Surveys carried out by Dublin City University have shown large numbers of vacancies in computing related jobs. DCU professor of computing Michael Ryan says the dot.com collapse in the early 1990s is still influencing public perceptions of jobs in the industry although the reality is much different. A government-appointed expert group on future skills needs has predicted serious shortages unless more young people are attracted to computing and engineering, especially electronics engineering.

In 2000, almost one in three students in honours degree courses was pursuing what might broadly be termed a technology type programme - engineering, construction, computing or science (non healthcare). Now one in four enrols in these disciplines, with the most dramatic change in computing courses where enrolment has halved.

While computing courses are in decline, media courses are proliferating with graduates flooding an already overcrowded and increasingly casualised market. In fact, arts and humanities programmes still attract the biggest intake of students and some 30% of those enrolling in honours primary degree programmes are in the arts/humanities area.

Business courses have dipped slightly in popularity to around 20% of intake while a succession of high-profile tribunals into planning corruption has made law a very attractive sounding option for many young people.
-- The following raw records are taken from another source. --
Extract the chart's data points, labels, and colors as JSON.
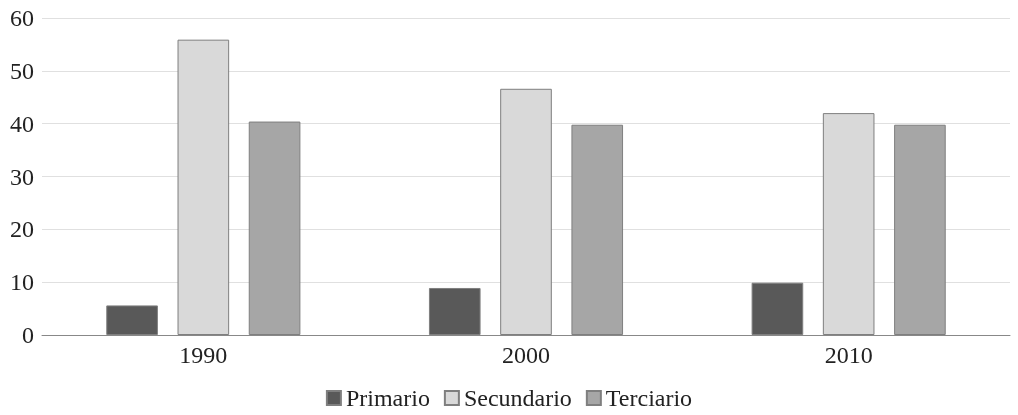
{
  "chart_data": {
    "type": "bar",
    "categories": [
      "1990",
      "2000",
      "2010"
    ],
    "series": [
      {
        "name": "Primario",
        "color": "#595959",
        "values": [
          5.6,
          8.9,
          9.9
        ]
      },
      {
        "name": "Secundario",
        "color": "#d9d9d9",
        "values": [
          55.9,
          46.6,
          42
        ]
      },
      {
        "name": "Terciario",
        "color": "#a6a6a6",
        "values": [
          40.4,
          39.8,
          39.8
        ]
      }
    ],
    "ylim": [
      0,
      60
    ],
    "yticks": [
      0,
      10,
      20,
      30,
      40,
      50,
      60
    ],
    "grid": "y",
    "legend": "bottom"
  }
}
Teaching still attracts the top quartile of school leavers but it is becoming such a feminised profession that the previous Minister for Education Mary Hanafin launched a MATE campaign - Males as Teachers and Educators.

It is not just in teaching, however, that females are in the majority. On present trends, more than half the future doctors, lawyers, dentists, vets and most other professionals will be women. Report after report has shown that Irish females are staying in education longer, getting better grades and enrolling in far greater numbers in higher education than males. The ratio is of the order of 60:40 in honours degree programmes while in ordinary degree or national certificate programmes males have a slight majority.

One of the few areas where men are in the clear majority is in the construction-related sector. But that may no longer be of any great advantage to men as the collapse of the housing market in the past 12 months has slowed the Celtic Tiger economy which had been bounding ahead of the rest of Europe for years.